Equity markets also fell in the UK last week, as investors hold their collective breath for Labour’s first budget later this month. Notably, on Wednesday, the Bank of England warned: “Markets remain susceptible to a sharp correction, which could affect the cost and availability of credit to UK households and businesses, with investors sensitive to short term developments in a challenging global risk environment. Global vulnerabilities remain material, as does uncertainty around the geopolitical environment and global outlook.”

Finally, Japanese equities endured heavy selling pressure, the Nikkei 225 slumping by 3.0% (local currency) after Shigeru Ishiba became the country’s new Prime Minister. Ishiba is viewed as a more hawkish politician, economically, and his election victory led to selling pressure in equity markets.

Wealth Check

Securing a financial award due to an experience that was potentially life-changing or traumatic may well feel like the end of a journey for a claimant. This is understandable given the emotional, practical and legal challenges often faced in obtaining compensation or other form of payout.

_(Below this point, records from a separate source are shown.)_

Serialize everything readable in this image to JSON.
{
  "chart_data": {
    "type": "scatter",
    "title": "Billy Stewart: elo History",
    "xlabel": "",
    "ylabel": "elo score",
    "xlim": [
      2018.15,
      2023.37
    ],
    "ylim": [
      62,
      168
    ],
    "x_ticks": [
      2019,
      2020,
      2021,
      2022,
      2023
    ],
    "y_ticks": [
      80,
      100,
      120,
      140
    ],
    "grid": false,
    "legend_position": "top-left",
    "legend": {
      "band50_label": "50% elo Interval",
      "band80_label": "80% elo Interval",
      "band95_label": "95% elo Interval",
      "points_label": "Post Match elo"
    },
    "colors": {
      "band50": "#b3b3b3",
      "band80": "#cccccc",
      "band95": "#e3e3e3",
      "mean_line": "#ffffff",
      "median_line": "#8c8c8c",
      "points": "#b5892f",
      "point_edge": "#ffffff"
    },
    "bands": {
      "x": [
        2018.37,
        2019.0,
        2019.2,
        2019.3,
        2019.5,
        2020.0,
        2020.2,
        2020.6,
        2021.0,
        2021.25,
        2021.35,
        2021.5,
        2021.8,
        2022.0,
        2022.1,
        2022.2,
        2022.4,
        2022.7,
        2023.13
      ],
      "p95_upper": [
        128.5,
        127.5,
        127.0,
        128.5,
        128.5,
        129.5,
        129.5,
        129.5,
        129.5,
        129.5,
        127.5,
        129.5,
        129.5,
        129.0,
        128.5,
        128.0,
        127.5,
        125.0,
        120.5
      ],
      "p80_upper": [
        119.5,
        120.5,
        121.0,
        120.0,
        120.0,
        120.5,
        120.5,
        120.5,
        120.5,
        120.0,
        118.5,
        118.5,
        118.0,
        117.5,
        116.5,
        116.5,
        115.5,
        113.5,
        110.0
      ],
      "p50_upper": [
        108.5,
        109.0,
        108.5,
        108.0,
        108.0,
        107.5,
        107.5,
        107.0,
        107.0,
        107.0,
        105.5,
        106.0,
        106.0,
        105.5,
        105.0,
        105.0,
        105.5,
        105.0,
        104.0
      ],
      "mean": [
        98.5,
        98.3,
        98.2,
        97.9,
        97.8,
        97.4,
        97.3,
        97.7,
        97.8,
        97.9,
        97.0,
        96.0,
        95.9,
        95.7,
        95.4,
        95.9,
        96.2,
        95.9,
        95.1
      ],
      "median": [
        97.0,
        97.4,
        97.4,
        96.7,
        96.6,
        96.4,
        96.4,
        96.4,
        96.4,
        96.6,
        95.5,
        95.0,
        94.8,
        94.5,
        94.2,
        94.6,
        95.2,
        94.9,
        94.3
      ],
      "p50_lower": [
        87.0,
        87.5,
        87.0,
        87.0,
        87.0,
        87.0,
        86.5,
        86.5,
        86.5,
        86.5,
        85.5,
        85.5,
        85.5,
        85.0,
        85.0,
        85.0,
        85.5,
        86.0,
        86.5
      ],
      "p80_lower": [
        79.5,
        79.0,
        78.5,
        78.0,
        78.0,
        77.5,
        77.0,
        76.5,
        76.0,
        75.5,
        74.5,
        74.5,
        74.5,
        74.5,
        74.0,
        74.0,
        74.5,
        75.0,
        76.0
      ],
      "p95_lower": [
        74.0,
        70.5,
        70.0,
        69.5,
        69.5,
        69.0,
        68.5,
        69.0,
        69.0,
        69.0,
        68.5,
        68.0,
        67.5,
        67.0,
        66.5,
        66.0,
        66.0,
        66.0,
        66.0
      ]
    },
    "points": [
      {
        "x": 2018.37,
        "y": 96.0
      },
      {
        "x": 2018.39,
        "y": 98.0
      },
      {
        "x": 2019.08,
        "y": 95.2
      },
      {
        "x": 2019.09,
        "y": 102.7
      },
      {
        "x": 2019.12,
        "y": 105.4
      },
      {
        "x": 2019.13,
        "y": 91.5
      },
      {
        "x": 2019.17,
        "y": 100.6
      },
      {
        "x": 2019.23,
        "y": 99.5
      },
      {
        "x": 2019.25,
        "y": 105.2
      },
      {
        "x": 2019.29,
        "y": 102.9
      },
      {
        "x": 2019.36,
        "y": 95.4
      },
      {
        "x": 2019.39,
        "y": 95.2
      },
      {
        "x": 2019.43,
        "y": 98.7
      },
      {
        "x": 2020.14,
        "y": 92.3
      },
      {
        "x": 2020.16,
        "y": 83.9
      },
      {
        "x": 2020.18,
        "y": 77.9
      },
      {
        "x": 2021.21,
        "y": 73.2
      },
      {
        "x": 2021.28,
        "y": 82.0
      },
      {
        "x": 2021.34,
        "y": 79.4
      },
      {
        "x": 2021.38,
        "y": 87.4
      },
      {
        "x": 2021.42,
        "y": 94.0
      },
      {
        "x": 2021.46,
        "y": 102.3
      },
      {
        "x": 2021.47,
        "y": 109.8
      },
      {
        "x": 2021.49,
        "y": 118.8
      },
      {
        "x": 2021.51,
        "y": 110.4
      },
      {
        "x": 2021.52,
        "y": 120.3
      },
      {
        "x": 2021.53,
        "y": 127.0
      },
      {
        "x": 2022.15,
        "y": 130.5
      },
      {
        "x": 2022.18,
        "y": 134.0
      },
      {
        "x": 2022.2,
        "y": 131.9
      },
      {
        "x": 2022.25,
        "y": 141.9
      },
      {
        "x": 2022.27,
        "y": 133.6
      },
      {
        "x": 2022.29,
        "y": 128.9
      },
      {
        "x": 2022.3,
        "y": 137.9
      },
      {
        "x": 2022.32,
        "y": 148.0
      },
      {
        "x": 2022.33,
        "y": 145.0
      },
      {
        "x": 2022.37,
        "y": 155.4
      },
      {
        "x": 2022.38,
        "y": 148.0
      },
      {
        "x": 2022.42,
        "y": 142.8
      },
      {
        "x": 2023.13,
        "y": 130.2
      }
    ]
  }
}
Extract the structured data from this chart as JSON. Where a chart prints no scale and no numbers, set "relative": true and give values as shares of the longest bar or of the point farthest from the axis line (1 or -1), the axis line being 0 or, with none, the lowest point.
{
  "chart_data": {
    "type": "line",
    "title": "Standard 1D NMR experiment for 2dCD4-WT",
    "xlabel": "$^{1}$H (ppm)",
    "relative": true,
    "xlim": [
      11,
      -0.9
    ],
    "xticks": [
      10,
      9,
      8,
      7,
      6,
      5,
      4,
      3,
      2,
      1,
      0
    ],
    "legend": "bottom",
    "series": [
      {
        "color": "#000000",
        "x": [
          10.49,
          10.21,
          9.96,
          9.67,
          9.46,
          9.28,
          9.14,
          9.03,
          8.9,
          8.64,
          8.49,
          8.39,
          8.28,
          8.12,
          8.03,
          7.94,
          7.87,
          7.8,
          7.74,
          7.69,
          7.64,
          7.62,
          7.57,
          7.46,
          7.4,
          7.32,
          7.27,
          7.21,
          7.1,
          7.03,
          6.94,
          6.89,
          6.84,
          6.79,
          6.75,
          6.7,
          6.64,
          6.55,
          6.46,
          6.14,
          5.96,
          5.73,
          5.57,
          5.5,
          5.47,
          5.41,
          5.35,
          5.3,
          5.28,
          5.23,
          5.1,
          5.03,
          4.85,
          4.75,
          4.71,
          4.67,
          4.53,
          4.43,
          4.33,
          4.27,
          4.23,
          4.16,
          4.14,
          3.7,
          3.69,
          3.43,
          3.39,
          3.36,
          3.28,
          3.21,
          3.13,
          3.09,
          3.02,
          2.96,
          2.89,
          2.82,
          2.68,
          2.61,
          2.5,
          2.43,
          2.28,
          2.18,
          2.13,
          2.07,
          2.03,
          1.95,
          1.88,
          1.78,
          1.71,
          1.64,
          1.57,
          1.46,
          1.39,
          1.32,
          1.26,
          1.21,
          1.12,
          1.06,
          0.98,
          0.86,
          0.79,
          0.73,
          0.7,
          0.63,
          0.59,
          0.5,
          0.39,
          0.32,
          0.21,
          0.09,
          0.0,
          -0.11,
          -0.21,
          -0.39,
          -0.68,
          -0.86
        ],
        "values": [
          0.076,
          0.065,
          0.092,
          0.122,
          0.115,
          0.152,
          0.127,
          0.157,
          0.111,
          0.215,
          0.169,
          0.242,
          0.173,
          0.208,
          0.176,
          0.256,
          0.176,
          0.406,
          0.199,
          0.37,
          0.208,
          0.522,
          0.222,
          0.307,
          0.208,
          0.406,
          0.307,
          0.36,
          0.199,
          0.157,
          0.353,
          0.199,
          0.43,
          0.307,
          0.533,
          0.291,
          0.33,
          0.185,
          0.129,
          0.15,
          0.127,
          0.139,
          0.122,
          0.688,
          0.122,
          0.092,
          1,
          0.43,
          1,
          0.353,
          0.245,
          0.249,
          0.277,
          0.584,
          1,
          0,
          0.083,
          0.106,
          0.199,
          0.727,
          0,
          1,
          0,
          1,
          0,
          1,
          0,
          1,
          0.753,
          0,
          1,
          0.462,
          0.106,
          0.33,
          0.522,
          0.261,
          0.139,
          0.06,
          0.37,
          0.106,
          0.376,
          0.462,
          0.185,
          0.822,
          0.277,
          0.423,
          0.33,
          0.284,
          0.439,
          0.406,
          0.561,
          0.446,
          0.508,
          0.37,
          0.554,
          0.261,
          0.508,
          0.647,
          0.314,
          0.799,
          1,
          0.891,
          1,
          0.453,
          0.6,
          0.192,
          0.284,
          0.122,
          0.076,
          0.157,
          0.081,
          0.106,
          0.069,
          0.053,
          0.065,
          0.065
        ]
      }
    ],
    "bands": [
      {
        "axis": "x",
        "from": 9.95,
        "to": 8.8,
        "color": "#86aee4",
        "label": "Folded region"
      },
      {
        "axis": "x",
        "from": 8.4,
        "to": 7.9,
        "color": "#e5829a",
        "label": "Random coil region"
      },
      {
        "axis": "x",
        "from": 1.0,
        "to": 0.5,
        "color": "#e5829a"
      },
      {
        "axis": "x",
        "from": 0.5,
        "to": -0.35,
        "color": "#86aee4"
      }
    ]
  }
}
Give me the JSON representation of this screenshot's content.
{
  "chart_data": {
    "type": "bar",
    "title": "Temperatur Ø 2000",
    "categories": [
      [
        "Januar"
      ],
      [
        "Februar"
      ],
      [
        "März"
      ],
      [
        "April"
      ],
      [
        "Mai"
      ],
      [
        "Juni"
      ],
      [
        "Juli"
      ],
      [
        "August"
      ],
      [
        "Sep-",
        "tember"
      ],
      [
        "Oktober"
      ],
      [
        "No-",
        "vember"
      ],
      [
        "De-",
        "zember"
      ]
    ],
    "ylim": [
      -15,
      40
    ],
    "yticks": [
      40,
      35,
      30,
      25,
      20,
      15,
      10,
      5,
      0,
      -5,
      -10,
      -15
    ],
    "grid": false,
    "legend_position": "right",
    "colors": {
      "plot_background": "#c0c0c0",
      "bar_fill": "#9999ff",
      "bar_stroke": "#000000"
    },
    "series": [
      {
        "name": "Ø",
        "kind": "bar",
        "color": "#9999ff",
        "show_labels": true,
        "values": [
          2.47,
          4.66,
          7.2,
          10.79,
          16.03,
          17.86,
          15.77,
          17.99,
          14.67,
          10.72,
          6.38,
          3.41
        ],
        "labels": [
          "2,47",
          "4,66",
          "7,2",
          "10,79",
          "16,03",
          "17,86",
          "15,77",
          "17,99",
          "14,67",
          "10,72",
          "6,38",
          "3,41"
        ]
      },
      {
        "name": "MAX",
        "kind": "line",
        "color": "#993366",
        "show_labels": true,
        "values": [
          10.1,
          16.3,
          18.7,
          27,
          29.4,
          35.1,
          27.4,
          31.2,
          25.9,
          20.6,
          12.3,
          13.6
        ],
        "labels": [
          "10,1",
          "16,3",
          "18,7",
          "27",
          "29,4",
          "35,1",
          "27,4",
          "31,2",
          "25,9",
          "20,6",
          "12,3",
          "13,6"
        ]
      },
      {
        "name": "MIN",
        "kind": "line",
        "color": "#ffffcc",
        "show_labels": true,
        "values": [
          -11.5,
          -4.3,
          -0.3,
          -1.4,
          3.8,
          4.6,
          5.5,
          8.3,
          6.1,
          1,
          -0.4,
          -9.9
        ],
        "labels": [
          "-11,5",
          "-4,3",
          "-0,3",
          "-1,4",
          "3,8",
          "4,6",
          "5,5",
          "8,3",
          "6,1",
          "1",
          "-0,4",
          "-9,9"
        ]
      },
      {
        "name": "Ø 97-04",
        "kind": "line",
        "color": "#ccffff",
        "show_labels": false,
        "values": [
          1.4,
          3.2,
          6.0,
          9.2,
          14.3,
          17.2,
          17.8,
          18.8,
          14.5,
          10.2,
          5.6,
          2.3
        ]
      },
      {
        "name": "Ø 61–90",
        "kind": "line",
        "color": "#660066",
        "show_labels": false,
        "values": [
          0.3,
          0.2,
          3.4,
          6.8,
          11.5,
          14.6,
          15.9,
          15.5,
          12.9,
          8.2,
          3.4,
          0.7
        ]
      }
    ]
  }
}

But it’s also the start of another journey, particularly where the sums involved are significant. After securing a settlement, they need to work out what to do with the money and understand the impact on their life.

This is rarely straightforward. There will likely be a multitude of issues to consider, from tax, social support and potential care or rehabilitation needs, to putting the money to the most effective use over the long term.

This is why financial advice is essential in such situations. It’s hard to know where to start when it comes to dealing with award settlements, and there are several factors that may well make it even more complex than it first appears.

Financial advisers can work with law firms and clients from the outset, helping claimants review their finances, find the correct type of assistance and plan for the future. Exactly how this is organised depends on whether the law firm dealing with the case has its own panel of preferred advisers, and the structure of the settlement once it’s been made. It could be the law firm that takes responsibility for financial decisions, or it may be the claimant’s family or the individual themselves.

Lawyers can’t make regulated financial decisions. The challenge is ensuring you’re working with an adviser who has the required skillset to meet the needs of the individual on whose behalf you’re working.

Financial advice is a good investment whatever the circumstances. However, for those receiving damages from personal-injury or clinical-negligence claims, the case for specialist help is particularly compelling.

In The Picture

Major life events or milestones are a key reason for seeking financial advice. According to our Real Life Advice Report, 18–34 year-olds appear to face the greatest level of financial complexity, but are more proactive in seeking financial advice to help them manage their finances than the other generations.

Source:  Opinium surveyed just under 12,000 UK adults nationwide in two polls between May and August 2024. Quotas and post-weighting were applied to the sample to make the dataset representative of the UK adult population. Quantitative data referenced here is sourced from the first poll, which had a total sample of 7,995 respondents. Survey included those aged 18-34 (1,940), 35-54 (2,654) and 55 and over (3,401). 

The Last Word

“You have time to prepare – all day today, all day Monday, probably all-day Tuesday, to be sure your hurricane preparedness plan is in place.”

Speaking on Sunday, Florida Governor Ron DeSantis tells residents to prepare for the incoming Hurricane Milton, just a couple of weeks after the state was hit by Hurricane Helene.